Linking

Overview

The Linking functions connect instances in a dataset to the respective URIs of a knowledge graph. They create one or more additional column(s) in the pandas DataFrame holding the URIS. These URIs can be later on used to generate additional features, as explained in Generators.

The input to the linking function is a pandas.DataFrame.column with entities for which additional information is desired.
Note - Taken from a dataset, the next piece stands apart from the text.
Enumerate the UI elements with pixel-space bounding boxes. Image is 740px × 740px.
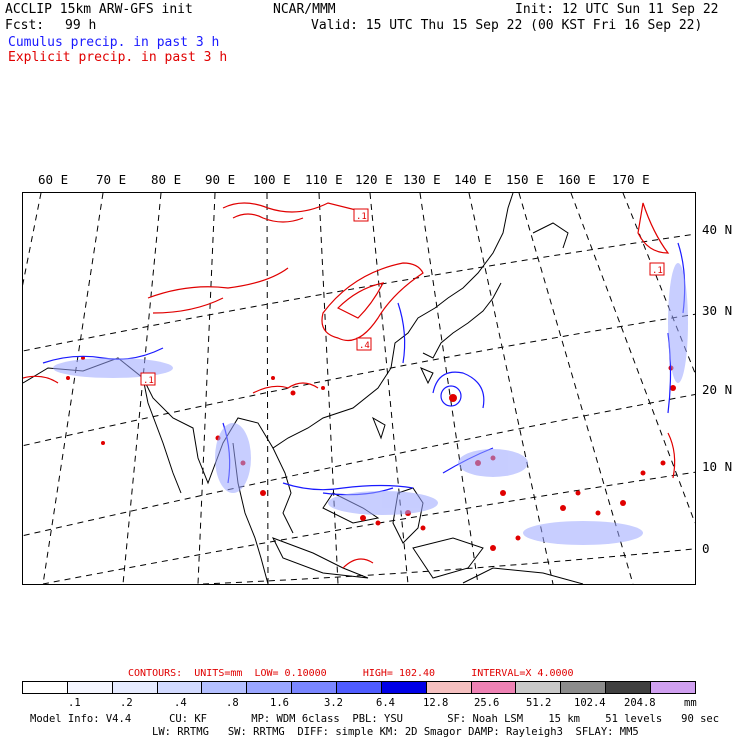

In the following example case additional information about book authors.

import pandas

df = pd.DataFrame({
    'author': ['Stephen King', 'Joanne K. Rowling', 'Dan Brown']
})

author
Stephen King
Joanne K. Rowling
Dan Brown

The linking functions connects the entity, here the author, to its knowledge graph URI. The URIs appear in a newly created column in the DataFrame.

author	new_link
Stephen King	http://dbpedia.org/resource/Stephen_King
Joanne K. Rowling	http://dbpedia.org/resource/J._K._Rowling
Dan Brown	http://dbpedia.org/resource/Dan_Brown

Pattern Linker

kgextension.linking.pattern_linker

The pattern linker takes the strings from the column that contains the entities to be linked and attaches them to a base link. For example, the base_url “www.examplegraph.com/resource” and the entity “New York City” are combined to the URI “www.examplegraph.com/resource/New_York_City”. The option url_encoding automatically applies URL encoding. The option DBpedia_link_format enables the conversion to the format that Dbpedia links are created in.

from kgextension.endpoints import WikiData

df_pattern_linked = pattern_linker(
    df, column='author', new_attribute_name="new_link",
    base_url="http://dbpedia.org/resource/", url_encoding=True,
    DBpedia_link_format=True
)

author	new_link
Stephen King	http://dbpedia.org/resource/Stephen_King
Joanne K. Rowling	http://dbpedia.org/resource/Joanne_K._Rowling
Dan Brown	http://dbpedia.org/resource/Dan_Brown

Advantage: fast
Disadvantage: correctly spelled data required

Label Linker

kgextension.linking.label_linker

The label linker generates URIs by running a Sparql Query with the entity from the column and a label predicate, by default rdfs:label. This query is passed to the selected endpoint.

Default

df_label_linked = label_linker(
    df, column='author', new_attribute_name="new_link",
    endpoint=DBpedia, result_filter=None, language="en", max_hits=1,
    label_property="rdfs:label"
)

author	new_link_1
Stephen King	http://dbpedia.org/resource/Category:Stephen_King
Joanne K. Rowling	http://dbpedia.org/resource/Joanne_K._Rowling
Dan Brown	http://dbpedia.org/resource/Category:Dan_Brown

Language

The language argument is used to specify the language the labels are in. When querying, the label linker will add the specified language to the label as a language tag (e.g., “ExampleLabel”@en).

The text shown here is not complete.